Let’s try designing a database for a photo sharing application. The basic functionality for this application includes users that make posts, showcasing one or many photos per post. Other users can add comments to each post. Believe it or not, just those two sentences of functionality will result in a moderately complex database.
As was mentioned in the last challenge, there should be a table for each “kind” of record in our database. Tables contain uniform data—so the things that go in each table should all be similar.
Determining the first few tables is usually fairly simple. We need a table for each entity, or object, that was mentioned in the description of the application’s functionality including users, posts, photos, and comments. We’ll need the following tables for each category of users, posts, photos, comments.
Let’s talk about the records we might find in each table.
TABLE 1: USERS
The users table will contain a row, or record, for each user in our application. When someone new registers to user our app, we’ll add a new record in this table. Here are the columns, or fields, that will be present in our users table. We might want to add more fields later, but here’s where we’ll start.
- User ID: A unique numeric identifier for each user.
- Email: User's email address.
- Password Hash: Aversion of the user's password that we can use to verify the user can login to their account.
- Username: Name to be associated with the user's account.
TABLE 2: POSTS
This table might seem a little boring at first, but we’ll need it later.
- Post ID: A unique numeric identifier for each post.
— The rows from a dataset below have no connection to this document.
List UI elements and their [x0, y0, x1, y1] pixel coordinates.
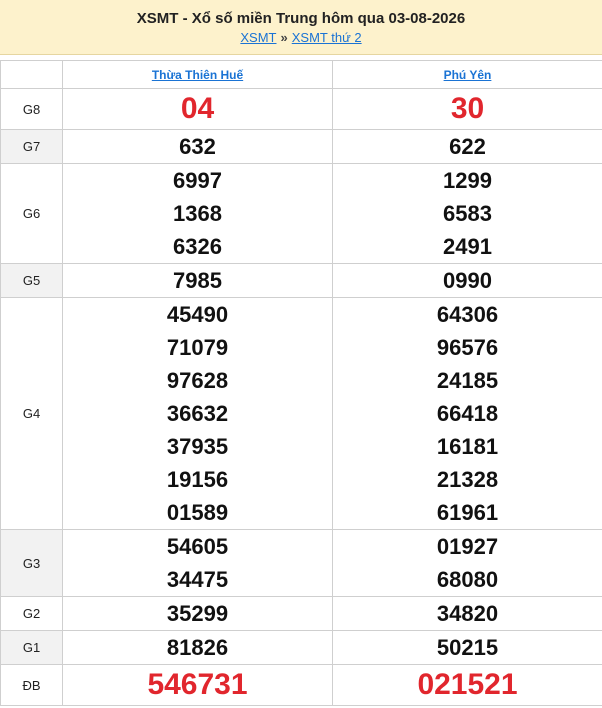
result-cell: 632: [62, 129, 333, 164]
prize-label: G1: [0, 630, 63, 665]
result-number: 21328: [436, 467, 499, 492]
result-cell: 546731: [62, 664, 333, 706]
result-number: 45490: [166, 302, 229, 327]
result-number: 35299: [166, 601, 229, 626]
result-number: 2491: [443, 234, 492, 259]
result-cell: 01927 68080: [332, 529, 602, 597]
prize-label: ĐB: [0, 664, 63, 706]
result-number: 66418: [436, 401, 499, 426]
prize-row-g7: G7 632 622: [0, 129, 602, 164]
result-cell: 45490 71079 97628 36632 37935 19156 0158…: [62, 297, 333, 530]
prize-row-special: ĐB 546731 021521: [0, 664, 602, 706]
prize-label: G7: [0, 129, 63, 164]
result-cell: 54605 34475: [62, 529, 333, 597]
result-cell: 35299: [62, 596, 333, 631]
result-number: 6997: [173, 168, 222, 193]
prize-label: G3: [0, 529, 63, 597]
result-number: 622: [449, 134, 486, 159]
page-header: XSMT - Xổ số miền Trung hôm qua 03-08-20…: [0, 0, 602, 55]
result-cell: 7985: [62, 263, 333, 298]
result-number: 6583: [443, 201, 492, 226]
breadcrumb-link-xsmt-thu-2[interactable]: XSMT thứ 2: [292, 30, 362, 45]
result-number: 61961: [436, 500, 499, 525]
prize-row-g8: G8 04 30: [0, 88, 602, 130]
result-number: 6326: [173, 234, 222, 259]
breadcrumb-separator: »: [280, 30, 288, 45]
prize-label: G8: [0, 88, 63, 130]
results-table: Thừa Thiên Huế Phú Yên G8 04 30 G7 632 6…: [0, 60, 602, 706]
header-prize-cell: [0, 60, 63, 89]
result-cell: 622: [332, 129, 602, 164]
result-number: 04: [180, 92, 215, 125]
result-number: 1299: [443, 168, 492, 193]
result-number: 30: [450, 92, 485, 125]
result-number: 68080: [436, 567, 499, 592]
result-cell: 021521: [332, 664, 602, 706]
result-cell: 1299 6583 2491: [332, 163, 602, 264]
result-number: 24185: [436, 368, 499, 393]
result-number: 34475: [166, 567, 229, 592]
prize-row-g4: G4 45490 71079 97628 36632 37935 19156 0…: [0, 297, 602, 530]
prize-row-g6: G6 6997 1368 6326 1299 6583 2491: [0, 163, 602, 264]
header-province-1: Thừa Thiên Huế: [62, 60, 333, 89]
result-number: 81826: [166, 635, 229, 660]
result-number: 71079: [166, 335, 229, 360]
prize-label: G4: [0, 297, 63, 530]
result-number: 96576: [436, 335, 499, 360]
prize-row-g5: G5 7985 0990: [0, 263, 602, 298]
breadcrumb-link-xsmt[interactable]: XSMT: [240, 30, 276, 45]
result-number: 0990: [443, 268, 492, 293]
result-number: 01927: [436, 534, 499, 559]
special-prize-number: 546731: [147, 668, 248, 701]
result-number: 1368: [173, 201, 222, 226]
result-number: 7985: [173, 268, 222, 293]
header-province-2: Phú Yên: [332, 60, 602, 89]
breadcrumb: XSMT » XSMT thứ 2: [0, 30, 602, 46]
page-title: XSMT - Xổ số miền Trung hôm qua 03-08-20…: [136, 10, 466, 27]
result-number: 97628: [166, 368, 229, 393]
prize-label: G2: [0, 596, 63, 631]
result-number: 50215: [436, 635, 499, 660]
prize-row-g3: G3 54605 34475 01927 68080: [0, 529, 602, 597]
prize-row-g2: G2 35299 34820: [0, 596, 602, 631]
prize-label: G5: [0, 263, 63, 298]
result-number: 34820: [436, 601, 499, 626]
result-cell: 30: [332, 88, 602, 130]
result-number: 19156: [166, 467, 229, 492]
result-cell: 0990: [332, 263, 602, 298]
result-number: 37935: [166, 434, 229, 459]
result-number: 54605: [166, 534, 229, 559]
result-cell: 04: [62, 88, 333, 130]
prize-row-g1: G1 81826 50215: [0, 630, 602, 665]
result-cell: 50215: [332, 630, 602, 665]
result-number: 632: [179, 134, 216, 159]
province-link-phu-yen[interactable]: Phú Yên: [444, 68, 492, 82]
result-number: 01589: [166, 500, 229, 525]
result-cell: 64306 96576 24185 66418 16181 21328 6196…: [332, 297, 602, 530]
result-number: 16181: [436, 434, 499, 459]
result-number: 64306: [436, 302, 499, 327]
result-number: 36632: [166, 401, 229, 426]
result-cell: 81826: [62, 630, 333, 665]
result-cell: 6997 1368 6326: [62, 163, 333, 264]
province-link-thua-thien-hue[interactable]: Thừa Thiên Huế: [152, 68, 243, 82]
special-prize-number: 021521: [417, 668, 518, 701]
table-header-row: Thừa Thiên Huế Phú Yên: [0, 60, 602, 89]
result-cell: 34820: [332, 596, 602, 631]
prize-label: G6: [0, 163, 63, 264]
- Description: The text that the user will associate with the post.
TABLE 3: PHOTOS
Instead of storing photo information in the posts table, we will create a separate table to store photos. This lets us have a separate record for each photo, rather than having to stuff all the photo information into the post table—too messy!
- Photo ID: A unique numeric identifier for the photo.
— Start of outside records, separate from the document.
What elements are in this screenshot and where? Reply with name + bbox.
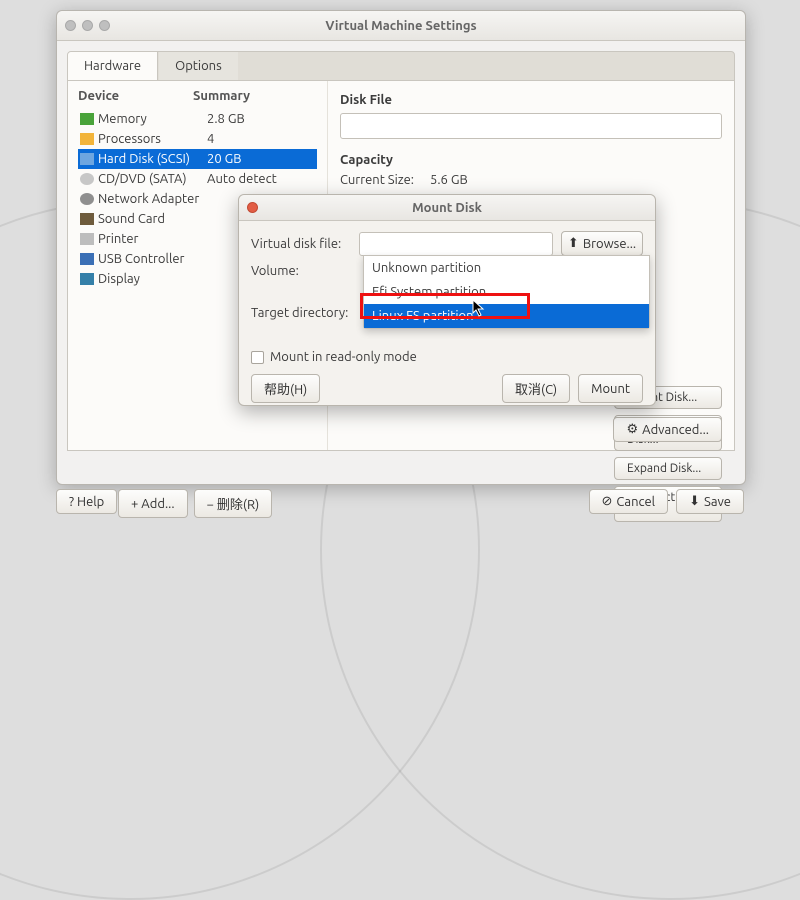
cd-icon xyxy=(80,173,94,185)
modal-help-button[interactable]: 帮助(H) xyxy=(251,374,320,403)
usb-icon xyxy=(80,253,94,265)
device-row-harddisk[interactable]: Hard Disk (SCSI)20 GB xyxy=(78,149,317,169)
modal-titlebar: Mount Disk xyxy=(239,195,655,221)
modal-cancel-button[interactable]: 取消(C) xyxy=(502,374,570,403)
browse-button[interactable]: ⬆ Browse... xyxy=(561,231,643,256)
tab-options[interactable]: Options xyxy=(159,52,238,80)
cpu-icon xyxy=(80,133,94,145)
help-button[interactable]: ? Help xyxy=(56,489,117,514)
diskfile-input[interactable] xyxy=(340,113,722,139)
readonly-checkbox[interactable] xyxy=(251,351,264,364)
printer-icon xyxy=(80,233,94,245)
volume-option-unknown[interactable]: Unknown partition xyxy=(364,256,649,280)
window-title: Virtual Machine Settings xyxy=(57,19,745,33)
device-row-processors[interactable]: Processors4 xyxy=(78,129,317,149)
footer: ? Help ⊘ Cancel ⬇ Save xyxy=(56,489,744,514)
memory-icon xyxy=(80,113,94,125)
modal-mount-button[interactable]: Mount xyxy=(578,374,643,403)
target-label: Target directory: xyxy=(251,306,359,320)
gear-icon: ⚙ xyxy=(626,422,638,437)
tab-hardware[interactable]: Hardware xyxy=(68,52,158,80)
display-icon xyxy=(80,273,94,285)
vdf-label: Virtual disk file: xyxy=(251,237,359,251)
hdd-icon xyxy=(80,153,94,165)
cancel-button[interactable]: ⊘ Cancel xyxy=(589,489,669,514)
save-button[interactable]: ⬇ Save xyxy=(676,489,744,514)
col-device: Device xyxy=(78,89,193,103)
currentsize-label: Current Size: xyxy=(340,173,414,187)
tabs: Hardware Options xyxy=(67,51,735,81)
readonly-label: Mount in read-only mode xyxy=(270,350,417,364)
upload-icon: ⬆ xyxy=(568,236,579,251)
sound-icon xyxy=(80,213,94,225)
col-summary: Summary xyxy=(193,89,250,103)
volume-dropdown: Unknown partition Efi System partition L… xyxy=(363,255,650,329)
modal-title: Mount Disk xyxy=(239,201,655,215)
volume-option-efi[interactable]: Efi System partition xyxy=(364,280,649,304)
virtual-disk-file-input[interactable] xyxy=(359,232,553,256)
titlebar: Virtual Machine Settings xyxy=(57,11,745,41)
device-row-cddvd[interactable]: CD/DVD (SATA)Auto detect xyxy=(78,169,317,189)
volume-label: Volume: xyxy=(251,264,359,278)
currentsize-value: 5.6 GB xyxy=(430,173,468,187)
network-icon xyxy=(80,193,94,205)
advanced-button[interactable]: ⚙ Advanced... xyxy=(613,417,722,442)
diskfile-label: Disk File xyxy=(340,93,722,107)
capacity-label: Capacity xyxy=(340,153,722,167)
volume-option-linuxfs[interactable]: Linux FS partition xyxy=(364,304,649,328)
save-icon: ⬇ xyxy=(689,494,700,509)
cursor-icon xyxy=(472,299,486,317)
expand-disk-button[interactable]: Expand Disk... xyxy=(614,457,722,480)
device-row-memory[interactable]: Memory2.8 GB xyxy=(78,109,317,129)
device-header: Device Summary xyxy=(78,89,317,103)
cancel-icon: ⊘ xyxy=(602,494,613,509)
- Location: The place where the photo is stored on our computer.
TABLE 4: COMMENTS
Similar to the photos and posts situation, we don’t want to store a photo’s comments in the photos table. That would result in a bloated, complicated mess in our photos table. Instead, we’ll have a separate record for each comment, all stored in the comments table. Here are the fields for the comments table.
- Comment ID: A unique numeric identifier for the comment.
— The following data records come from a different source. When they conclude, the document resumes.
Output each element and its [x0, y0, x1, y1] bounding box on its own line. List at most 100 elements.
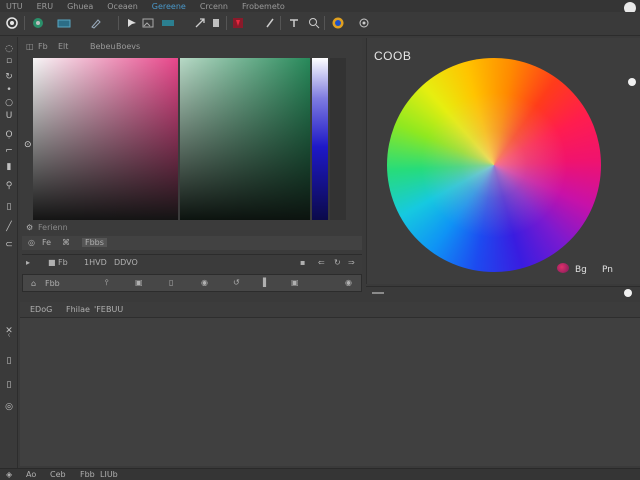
zoom-icon[interactable]	[306, 15, 322, 31]
clip-icon[interactable]: ▌	[263, 278, 269, 287]
settings-icon[interactable]: ⚙	[26, 223, 33, 232]
panel-tabs: ◫ Fb Elt Bebeu Boevs	[20, 40, 362, 54]
secondary-color-field[interactable]	[180, 58, 310, 220]
panel-menu-icon[interactable]	[628, 78, 636, 86]
text-tool-icon[interactable]: ▮	[3, 161, 15, 173]
save-icon[interactable]: ▣	[291, 278, 299, 287]
transform-icon[interactable]	[192, 15, 208, 31]
refresh-icon[interactable]: ↻	[334, 258, 341, 267]
hue-slider[interactable]	[312, 58, 328, 220]
line-tool-icon[interactable]: ╱	[3, 221, 15, 233]
hand-tool-icon[interactable]: ⊂	[3, 239, 15, 251]
menu-item-3[interactable]: Ghuea	[67, 2, 93, 11]
layers-icon[interactable]	[56, 15, 72, 31]
brush-tool-icon[interactable]: •	[3, 84, 15, 96]
tool-options-label: Fbb	[45, 279, 60, 288]
row3-label-a[interactable]: Fb	[58, 258, 68, 267]
row-label: Ferienn	[38, 223, 68, 232]
panel-splitter[interactable]	[366, 286, 640, 300]
bottom-panel-tabs: EDoG Fhilae 'FE BUU	[20, 302, 640, 318]
row-item-b[interactable]: Fbbs	[82, 238, 107, 247]
target-icon[interactable]: ◉	[345, 278, 352, 287]
status-item-2[interactable]: Ceb	[50, 470, 66, 479]
splitter-handle-icon[interactable]	[372, 292, 384, 294]
adjust-icon[interactable]	[160, 15, 176, 31]
lock-tool-icon[interactable]: ▯	[3, 379, 15, 391]
current-color-swatch[interactable]	[557, 263, 569, 273]
brush-icon[interactable]	[88, 15, 104, 31]
menu-bar: UTU ERU Ghuea Oceaen Gereene Crcenn Frob…	[0, 0, 640, 12]
palette-icon[interactable]	[30, 15, 46, 31]
row3-label-b[interactable]: 1HVD	[84, 258, 107, 267]
swatch-label-a: Bg	[575, 265, 587, 275]
rotate-icon[interactable]: ◉	[201, 278, 208, 287]
pointer-tool-icon[interactable]: ᚲ	[3, 330, 15, 342]
fill-tool-icon[interactable]: Ọ	[3, 129, 15, 141]
color-fill-icon[interactable]	[230, 15, 246, 31]
shape-tool-icon[interactable]: ▯	[3, 201, 15, 213]
marquee-tool-icon[interactable]: ▫	[3, 55, 15, 67]
tab-3[interactable]: Bebeu	[90, 42, 115, 51]
row3-label-c[interactable]: DDVO	[114, 258, 138, 267]
dropper-icon[interactable]	[208, 15, 224, 31]
select-icon[interactable]	[124, 15, 140, 31]
crop-icon[interactable]	[286, 15, 302, 31]
status-item-3[interactable]: Fbb	[80, 470, 95, 479]
image-icon[interactable]	[140, 15, 156, 31]
bag-icon[interactable]: ▣	[135, 278, 143, 287]
picker-cursor-icon[interactable]: ⊙	[24, 140, 32, 150]
menu-item-7[interactable]: Frobemeto	[242, 2, 285, 11]
menu-item-1[interactable]: UTU	[6, 2, 23, 11]
expand-icon[interactable]	[624, 289, 632, 297]
play-icon[interactable]: ▸	[26, 258, 30, 267]
zoom-tool-icon[interactable]: ◎	[3, 401, 15, 413]
tab-2[interactable]: Elt	[58, 42, 68, 51]
record-icon[interactable]	[4, 15, 20, 31]
pin-icon[interactable]: ⫯	[105, 278, 108, 288]
fit-icon[interactable]: ▪	[300, 258, 305, 267]
menu-item-4[interactable]: Oceaen	[107, 2, 138, 11]
path-tool-icon[interactable]: ⚲	[3, 180, 15, 192]
color-picker-icon[interactable]	[330, 15, 346, 31]
saturation-value-field[interactable]	[33, 58, 178, 220]
lasso-tool-icon[interactable]: ↻	[3, 71, 15, 83]
panel-title: COOB	[374, 49, 412, 63]
move-tool-icon[interactable]: ◌	[3, 43, 15, 55]
settings-icon[interactable]	[356, 15, 372, 31]
color-wheel[interactable]	[387, 58, 601, 272]
panel-row-1: ⚙ Ferienn	[22, 222, 362, 234]
bottom-tab-1[interactable]: EDoG	[30, 305, 52, 314]
eye-icon[interactable]: ◎	[28, 238, 35, 247]
doc-icon[interactable]: ▯	[169, 278, 173, 287]
bottom-tab-3[interactable]: 'FE	[94, 305, 106, 314]
menu-item-2[interactable]: ERU	[37, 2, 53, 11]
gradient-tool-icon[interactable]: ⌐	[3, 145, 15, 157]
status-item-4[interactable]: LIUb	[100, 470, 118, 479]
eraser-tool-icon[interactable]: ○	[3, 97, 15, 109]
tab-icon[interactable]: ◫	[26, 42, 34, 51]
bottom-tab-2[interactable]: Fhilae	[66, 305, 90, 314]
tab-1[interactable]: Fb	[38, 42, 48, 51]
prev-icon[interactable]: ⇐	[318, 258, 325, 267]
bottom-panel-content	[20, 318, 640, 466]
status-bar: ◈ Ao Ceb Fbb LIUb	[0, 468, 640, 480]
tool-strip: ◌ ▫ ↻ • ○ Ս Ọ ⌐ ▮ ⚲ ▯ ╱ ⊂ ✕ ᚲ ▯ ▯ ◎	[0, 37, 18, 480]
pen-icon[interactable]	[262, 15, 278, 31]
stop-icon[interactable]: ■	[48, 258, 56, 267]
swatch-label-b: Pn	[602, 265, 613, 275]
link-icon[interactable]: ⌘	[62, 238, 70, 247]
stamp-tool-icon[interactable]: Ս	[3, 110, 15, 122]
status-item-1[interactable]: Ao	[26, 470, 36, 479]
undo-icon[interactable]: ↺	[233, 278, 240, 287]
menu-item-6[interactable]: Crcenn	[200, 2, 228, 11]
panel-row-3: ▸ ■ Fb 1HVD DDVO ▪ ⇐ ↻ ⇒	[22, 254, 362, 270]
slider-track	[330, 58, 346, 220]
status-icon[interactable]: ◈	[6, 470, 12, 479]
next-icon[interactable]: ⇒	[348, 258, 355, 267]
bottom-tab-4[interactable]: BUU	[106, 305, 123, 314]
row-item-a[interactable]: Fe	[42, 238, 51, 247]
options-icon[interactable]: ⌂	[31, 279, 36, 288]
menu-item-5[interactable]: Gereene	[152, 2, 186, 11]
tab-4[interactable]: Boevs	[116, 42, 140, 51]
bucket-tool-icon[interactable]: ▯	[3, 355, 15, 367]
- Comment Text: The text of the comment.
Now that there are buckets, or tables, for the data in this photo sharing application, we are able to store data when users interact with our application.
For example, when a user registers, a user record can be added to the user table. When a user adds a post, we are now able to add a post record to the post table, as well as one or several photo records to the photo table. When another user comments on a post, we have a place to store comment data for each comment.
You may have noticed a problem with the tables and fields we’ve created. According to the fields in our various tables, there is currently no way to determine which post belongs to which user, which photos belong to which post, which comment was made about which post, nor which comment was made by which user.
In order to store this kind of data, we need to find a way to acknowledge and store the relationships between the tables.
We can store data about the relationships between tables by adding fields to our tables that refer to another record in another table. For example—to represent the relationship that “each post belongs to a single user” we can do the following:
User ID | Password Hash | Username |
---|
Post ID | Description | User ID |
---|
We’ll replicate this for the post/photo relationship as well.
Post ID | Description | User ID |
---|
Photo ID | Description | Post ID |
---|
This process of fields referring to fields in other tables allows the tables to relate data across the database, while still keeping “like” data together, in its own separate table. All photo records can exist in a table where fields are solely about photo data, but we can refer to the Post ID field in the photo table to understand which post a given photo belongs to.
Database design is a highly complex task that takes a lot of planning and evaluating. Determining the right tables, fields, and relationships is not as straightforward that one might assume, but once data is represented correctly within a database, a web application has a solid foundation to build upon.
Hopefully, you’ve gotten a feel for the kind of critical thinking that’s needed to design a database well. It’s one of the many tasks for web developers that requires very little coding, and instead, careful thought, planning, and collaboration.